At this time, towards the end of the summer, the king came up from his palace at Shene, and held a court at Westminster. One of the immediate subjects that brought him up, was a tumult in the city, to which the embargo had given rise. A vast number of apprentices and journeymen belonging to the ruined merchants were out of employ, while the traders from Hans, and other free German towns, who went among us by the name of the Easterlings, got the commerce into their own hands, and grew rich upon it. The sight of their prosperity was, to the starving Londoners, as the pressed rowel of a spur in a horse’s side; with the usual barbarism of the untaught and rude, they visited on these men the fault of their governors—the discontent augmented till it became loud, furious, and armed. Multitudes of those deprived of their usual means, met, and, in a moment of rage, proceeded from words to acts. They endeavoured to force and rifle the warehouses of the Easterlings, who repulsed them with difficulty; nor did they disperse, till the mayor arrived with men and weapons, from whom they fled like a flock of sheep. When tidings of this event were brought to Henry, he, who saw in all things the multiplied image of the abhorred White Rose, believed the Yorkists to be its secret cause. The day after his arrival he gave audience to the mayor, who reported that, from every examination made, none appeared to have a part in it, except servants and apprentices, nearly a hundred of whom were imprisoned in the Tower.
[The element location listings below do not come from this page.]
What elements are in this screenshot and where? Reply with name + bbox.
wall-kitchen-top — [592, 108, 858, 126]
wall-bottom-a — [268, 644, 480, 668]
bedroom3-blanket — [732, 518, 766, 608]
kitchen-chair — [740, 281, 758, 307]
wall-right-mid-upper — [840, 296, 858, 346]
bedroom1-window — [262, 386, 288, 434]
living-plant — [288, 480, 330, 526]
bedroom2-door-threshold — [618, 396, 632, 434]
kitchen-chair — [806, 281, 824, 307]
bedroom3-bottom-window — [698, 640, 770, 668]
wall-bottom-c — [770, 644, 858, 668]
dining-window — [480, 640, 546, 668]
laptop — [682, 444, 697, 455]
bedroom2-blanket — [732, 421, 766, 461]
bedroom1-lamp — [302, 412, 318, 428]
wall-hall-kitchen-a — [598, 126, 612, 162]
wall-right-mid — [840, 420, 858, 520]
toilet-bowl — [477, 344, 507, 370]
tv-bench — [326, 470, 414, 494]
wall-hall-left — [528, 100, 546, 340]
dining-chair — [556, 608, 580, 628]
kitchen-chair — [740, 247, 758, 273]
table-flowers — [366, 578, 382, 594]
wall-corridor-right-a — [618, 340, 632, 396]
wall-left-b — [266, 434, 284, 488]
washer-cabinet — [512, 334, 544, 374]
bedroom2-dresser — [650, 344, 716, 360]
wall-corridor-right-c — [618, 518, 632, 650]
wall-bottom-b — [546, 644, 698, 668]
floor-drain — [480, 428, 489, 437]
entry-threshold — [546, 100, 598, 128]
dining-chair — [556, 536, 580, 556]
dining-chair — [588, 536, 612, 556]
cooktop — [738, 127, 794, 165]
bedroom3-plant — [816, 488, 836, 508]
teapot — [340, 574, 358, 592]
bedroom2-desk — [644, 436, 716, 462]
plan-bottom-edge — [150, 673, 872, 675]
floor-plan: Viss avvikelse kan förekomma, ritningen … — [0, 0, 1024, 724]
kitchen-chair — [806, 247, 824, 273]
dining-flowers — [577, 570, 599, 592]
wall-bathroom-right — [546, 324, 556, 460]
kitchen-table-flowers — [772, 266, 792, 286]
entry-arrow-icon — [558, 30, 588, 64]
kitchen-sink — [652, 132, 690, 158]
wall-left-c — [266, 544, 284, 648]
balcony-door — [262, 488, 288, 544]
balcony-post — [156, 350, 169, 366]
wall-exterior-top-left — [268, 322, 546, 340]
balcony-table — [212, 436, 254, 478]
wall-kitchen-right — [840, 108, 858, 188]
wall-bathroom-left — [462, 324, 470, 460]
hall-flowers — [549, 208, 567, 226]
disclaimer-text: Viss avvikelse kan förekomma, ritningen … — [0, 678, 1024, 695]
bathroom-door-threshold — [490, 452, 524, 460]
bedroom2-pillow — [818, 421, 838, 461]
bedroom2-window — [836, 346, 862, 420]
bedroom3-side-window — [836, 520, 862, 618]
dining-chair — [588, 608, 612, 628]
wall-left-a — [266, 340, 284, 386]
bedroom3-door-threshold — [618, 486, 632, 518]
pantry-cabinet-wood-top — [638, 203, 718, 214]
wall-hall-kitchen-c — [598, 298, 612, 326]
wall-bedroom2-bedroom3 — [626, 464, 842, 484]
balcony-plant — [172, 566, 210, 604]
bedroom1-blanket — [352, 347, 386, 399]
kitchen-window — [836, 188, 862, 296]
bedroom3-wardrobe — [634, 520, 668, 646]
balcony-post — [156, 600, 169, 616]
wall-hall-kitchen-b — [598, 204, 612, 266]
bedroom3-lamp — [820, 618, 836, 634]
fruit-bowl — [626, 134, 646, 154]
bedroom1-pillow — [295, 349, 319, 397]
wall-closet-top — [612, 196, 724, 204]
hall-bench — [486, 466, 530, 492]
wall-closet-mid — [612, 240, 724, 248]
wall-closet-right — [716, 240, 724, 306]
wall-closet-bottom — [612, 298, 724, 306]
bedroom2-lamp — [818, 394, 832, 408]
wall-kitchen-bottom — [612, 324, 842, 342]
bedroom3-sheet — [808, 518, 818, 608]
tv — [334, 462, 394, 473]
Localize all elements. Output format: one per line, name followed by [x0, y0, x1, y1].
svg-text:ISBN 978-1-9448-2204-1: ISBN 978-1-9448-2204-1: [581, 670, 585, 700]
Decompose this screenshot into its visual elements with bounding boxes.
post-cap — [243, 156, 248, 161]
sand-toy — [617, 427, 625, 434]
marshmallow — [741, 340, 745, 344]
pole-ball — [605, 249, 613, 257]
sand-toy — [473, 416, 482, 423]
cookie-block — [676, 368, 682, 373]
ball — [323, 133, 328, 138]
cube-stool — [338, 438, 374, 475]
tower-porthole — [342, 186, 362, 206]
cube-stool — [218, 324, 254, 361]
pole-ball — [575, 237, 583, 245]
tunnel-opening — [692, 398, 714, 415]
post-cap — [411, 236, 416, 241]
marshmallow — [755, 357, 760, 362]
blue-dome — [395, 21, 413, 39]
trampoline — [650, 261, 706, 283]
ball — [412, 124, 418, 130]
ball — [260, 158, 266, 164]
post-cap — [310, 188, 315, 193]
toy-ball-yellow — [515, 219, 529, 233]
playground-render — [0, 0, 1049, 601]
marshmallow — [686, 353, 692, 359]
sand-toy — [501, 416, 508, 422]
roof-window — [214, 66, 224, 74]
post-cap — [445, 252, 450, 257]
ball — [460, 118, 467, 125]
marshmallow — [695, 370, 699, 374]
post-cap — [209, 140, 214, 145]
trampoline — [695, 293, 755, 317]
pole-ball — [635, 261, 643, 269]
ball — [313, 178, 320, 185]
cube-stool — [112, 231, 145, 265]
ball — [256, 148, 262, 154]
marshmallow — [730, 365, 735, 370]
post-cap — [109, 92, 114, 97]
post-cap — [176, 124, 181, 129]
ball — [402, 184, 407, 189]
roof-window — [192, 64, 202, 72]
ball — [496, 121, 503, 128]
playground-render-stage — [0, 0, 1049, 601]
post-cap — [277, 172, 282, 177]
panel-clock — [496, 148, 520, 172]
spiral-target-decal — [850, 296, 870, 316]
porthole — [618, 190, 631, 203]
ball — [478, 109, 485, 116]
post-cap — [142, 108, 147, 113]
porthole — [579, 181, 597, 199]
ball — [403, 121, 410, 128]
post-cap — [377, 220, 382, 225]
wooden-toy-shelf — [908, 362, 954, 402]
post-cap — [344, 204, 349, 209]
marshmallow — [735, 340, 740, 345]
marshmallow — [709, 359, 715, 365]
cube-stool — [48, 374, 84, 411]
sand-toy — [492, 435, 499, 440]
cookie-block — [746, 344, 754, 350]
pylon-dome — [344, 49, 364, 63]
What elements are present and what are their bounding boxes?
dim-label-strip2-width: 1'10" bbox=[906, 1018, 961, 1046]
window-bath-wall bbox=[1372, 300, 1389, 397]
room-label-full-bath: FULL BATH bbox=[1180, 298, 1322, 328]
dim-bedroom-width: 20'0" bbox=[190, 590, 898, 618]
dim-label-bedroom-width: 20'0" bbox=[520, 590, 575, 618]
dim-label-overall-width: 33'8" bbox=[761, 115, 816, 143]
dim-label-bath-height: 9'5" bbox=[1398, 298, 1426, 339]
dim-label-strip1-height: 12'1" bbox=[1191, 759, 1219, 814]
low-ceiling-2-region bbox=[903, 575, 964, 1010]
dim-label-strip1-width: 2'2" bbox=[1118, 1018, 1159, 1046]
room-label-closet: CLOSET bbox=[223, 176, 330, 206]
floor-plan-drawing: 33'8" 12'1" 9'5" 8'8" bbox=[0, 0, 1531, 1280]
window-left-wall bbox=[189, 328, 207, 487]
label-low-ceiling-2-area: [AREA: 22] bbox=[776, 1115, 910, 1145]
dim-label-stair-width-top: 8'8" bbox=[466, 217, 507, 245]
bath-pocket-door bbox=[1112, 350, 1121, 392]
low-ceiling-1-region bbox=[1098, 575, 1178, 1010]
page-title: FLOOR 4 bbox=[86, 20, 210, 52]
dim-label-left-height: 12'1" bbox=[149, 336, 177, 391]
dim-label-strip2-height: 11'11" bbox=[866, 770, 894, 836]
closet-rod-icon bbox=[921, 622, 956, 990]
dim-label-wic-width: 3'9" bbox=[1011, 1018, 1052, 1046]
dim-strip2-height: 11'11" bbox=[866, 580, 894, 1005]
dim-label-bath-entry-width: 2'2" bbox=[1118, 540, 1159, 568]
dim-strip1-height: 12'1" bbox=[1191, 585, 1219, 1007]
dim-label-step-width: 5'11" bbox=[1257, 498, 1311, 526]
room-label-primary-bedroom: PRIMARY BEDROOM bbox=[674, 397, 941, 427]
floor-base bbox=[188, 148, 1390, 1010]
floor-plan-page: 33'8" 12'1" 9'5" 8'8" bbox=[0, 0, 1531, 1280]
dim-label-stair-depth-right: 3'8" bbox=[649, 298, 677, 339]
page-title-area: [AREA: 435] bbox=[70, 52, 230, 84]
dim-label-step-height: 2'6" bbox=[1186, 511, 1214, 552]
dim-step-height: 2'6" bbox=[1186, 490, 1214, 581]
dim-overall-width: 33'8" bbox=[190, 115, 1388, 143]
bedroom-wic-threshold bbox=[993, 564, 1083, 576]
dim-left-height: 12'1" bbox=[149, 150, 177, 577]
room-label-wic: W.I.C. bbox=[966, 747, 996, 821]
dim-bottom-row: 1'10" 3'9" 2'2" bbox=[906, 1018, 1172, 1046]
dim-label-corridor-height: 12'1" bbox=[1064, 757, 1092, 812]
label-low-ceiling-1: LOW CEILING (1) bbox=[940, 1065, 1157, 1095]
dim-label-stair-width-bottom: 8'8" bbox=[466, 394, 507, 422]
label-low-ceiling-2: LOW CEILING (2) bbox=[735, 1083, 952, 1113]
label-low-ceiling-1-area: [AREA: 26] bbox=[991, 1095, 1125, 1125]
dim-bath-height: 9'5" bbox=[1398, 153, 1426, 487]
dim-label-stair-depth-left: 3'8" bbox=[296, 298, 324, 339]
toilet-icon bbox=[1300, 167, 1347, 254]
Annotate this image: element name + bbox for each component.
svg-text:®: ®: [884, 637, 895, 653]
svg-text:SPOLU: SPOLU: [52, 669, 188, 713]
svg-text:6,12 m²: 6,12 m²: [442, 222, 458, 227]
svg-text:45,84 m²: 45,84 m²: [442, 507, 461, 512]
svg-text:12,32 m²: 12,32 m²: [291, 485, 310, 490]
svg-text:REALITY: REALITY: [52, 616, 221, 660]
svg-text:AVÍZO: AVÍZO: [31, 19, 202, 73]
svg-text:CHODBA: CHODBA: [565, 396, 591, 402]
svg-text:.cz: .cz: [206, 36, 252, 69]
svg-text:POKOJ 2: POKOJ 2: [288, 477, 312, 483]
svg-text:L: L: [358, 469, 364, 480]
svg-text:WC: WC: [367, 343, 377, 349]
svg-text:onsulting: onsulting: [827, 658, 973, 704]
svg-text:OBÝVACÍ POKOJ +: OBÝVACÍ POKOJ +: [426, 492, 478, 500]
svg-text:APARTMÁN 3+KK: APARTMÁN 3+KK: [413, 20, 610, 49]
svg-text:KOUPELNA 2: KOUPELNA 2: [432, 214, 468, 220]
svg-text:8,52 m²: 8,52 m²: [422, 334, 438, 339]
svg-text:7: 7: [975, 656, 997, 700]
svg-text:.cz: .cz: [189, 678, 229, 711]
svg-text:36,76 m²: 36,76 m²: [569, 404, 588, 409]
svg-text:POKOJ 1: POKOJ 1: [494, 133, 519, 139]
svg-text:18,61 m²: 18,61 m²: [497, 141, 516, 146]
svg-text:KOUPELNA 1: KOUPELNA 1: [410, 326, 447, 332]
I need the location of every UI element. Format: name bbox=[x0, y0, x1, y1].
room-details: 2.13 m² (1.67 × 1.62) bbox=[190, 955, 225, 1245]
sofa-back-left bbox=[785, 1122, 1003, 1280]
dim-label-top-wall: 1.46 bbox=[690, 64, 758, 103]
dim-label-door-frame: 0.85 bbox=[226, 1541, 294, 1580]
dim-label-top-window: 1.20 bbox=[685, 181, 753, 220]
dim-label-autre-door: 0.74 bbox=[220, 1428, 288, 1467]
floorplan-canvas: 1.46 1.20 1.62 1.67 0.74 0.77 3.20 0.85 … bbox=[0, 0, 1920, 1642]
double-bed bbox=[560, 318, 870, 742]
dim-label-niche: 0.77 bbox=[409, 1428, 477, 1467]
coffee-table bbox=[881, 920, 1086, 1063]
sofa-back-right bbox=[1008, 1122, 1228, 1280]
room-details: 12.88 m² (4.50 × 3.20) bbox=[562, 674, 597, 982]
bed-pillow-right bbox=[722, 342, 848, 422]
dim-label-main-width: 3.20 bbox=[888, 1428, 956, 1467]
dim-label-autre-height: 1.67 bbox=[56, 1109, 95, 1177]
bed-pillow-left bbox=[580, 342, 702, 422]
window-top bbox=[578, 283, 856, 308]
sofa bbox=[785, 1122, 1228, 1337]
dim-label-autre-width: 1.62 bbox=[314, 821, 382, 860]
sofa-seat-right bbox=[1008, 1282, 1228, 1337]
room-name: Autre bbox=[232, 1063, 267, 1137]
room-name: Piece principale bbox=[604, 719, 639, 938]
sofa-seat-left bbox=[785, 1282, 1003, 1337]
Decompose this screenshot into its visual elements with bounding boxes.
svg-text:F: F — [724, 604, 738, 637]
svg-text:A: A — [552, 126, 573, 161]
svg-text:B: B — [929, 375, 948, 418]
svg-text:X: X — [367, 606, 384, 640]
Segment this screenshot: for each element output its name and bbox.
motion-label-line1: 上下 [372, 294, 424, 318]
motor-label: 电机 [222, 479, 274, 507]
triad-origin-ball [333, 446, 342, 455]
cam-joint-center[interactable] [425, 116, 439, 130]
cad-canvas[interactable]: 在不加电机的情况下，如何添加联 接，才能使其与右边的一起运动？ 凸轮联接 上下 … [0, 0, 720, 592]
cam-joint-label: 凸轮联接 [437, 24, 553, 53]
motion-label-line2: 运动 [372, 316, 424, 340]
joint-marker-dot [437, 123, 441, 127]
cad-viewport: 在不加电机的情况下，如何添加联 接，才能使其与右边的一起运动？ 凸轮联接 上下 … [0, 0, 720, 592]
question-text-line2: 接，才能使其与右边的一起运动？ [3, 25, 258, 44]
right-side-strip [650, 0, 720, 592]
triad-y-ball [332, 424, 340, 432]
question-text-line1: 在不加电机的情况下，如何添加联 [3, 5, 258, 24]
In giving a detail of this circumstance, the mayor related that the Easterlings declared, that at the first onset their richest store-chambers must have become the prey of the rioters, but for the interposition of one man. He was a sea-captain, and had arrived but the day before with his caravel from Spain—they represented him as a person of gigantic stature and superhuman strength. Entangled by the mob in his progress through the city, he had no sooner discovered their intent, than he contrived to make his way into the stilyard; and there combining the forces of the defenders, more by his personal prowess than any other means, he beat back the invaders, and succeeded in closing the gates. At the representation of the mayor, Henry commanded that this man should be brought before him, partly that he might thank him for his services, and partly, for Henry was curious on such points, to learn from him the news from Spain, and if more had been heard of the wild visionary Columbus and his devoted crew, since they had deserted the stable continent, to invade the hidden chambers of the secret western ocean.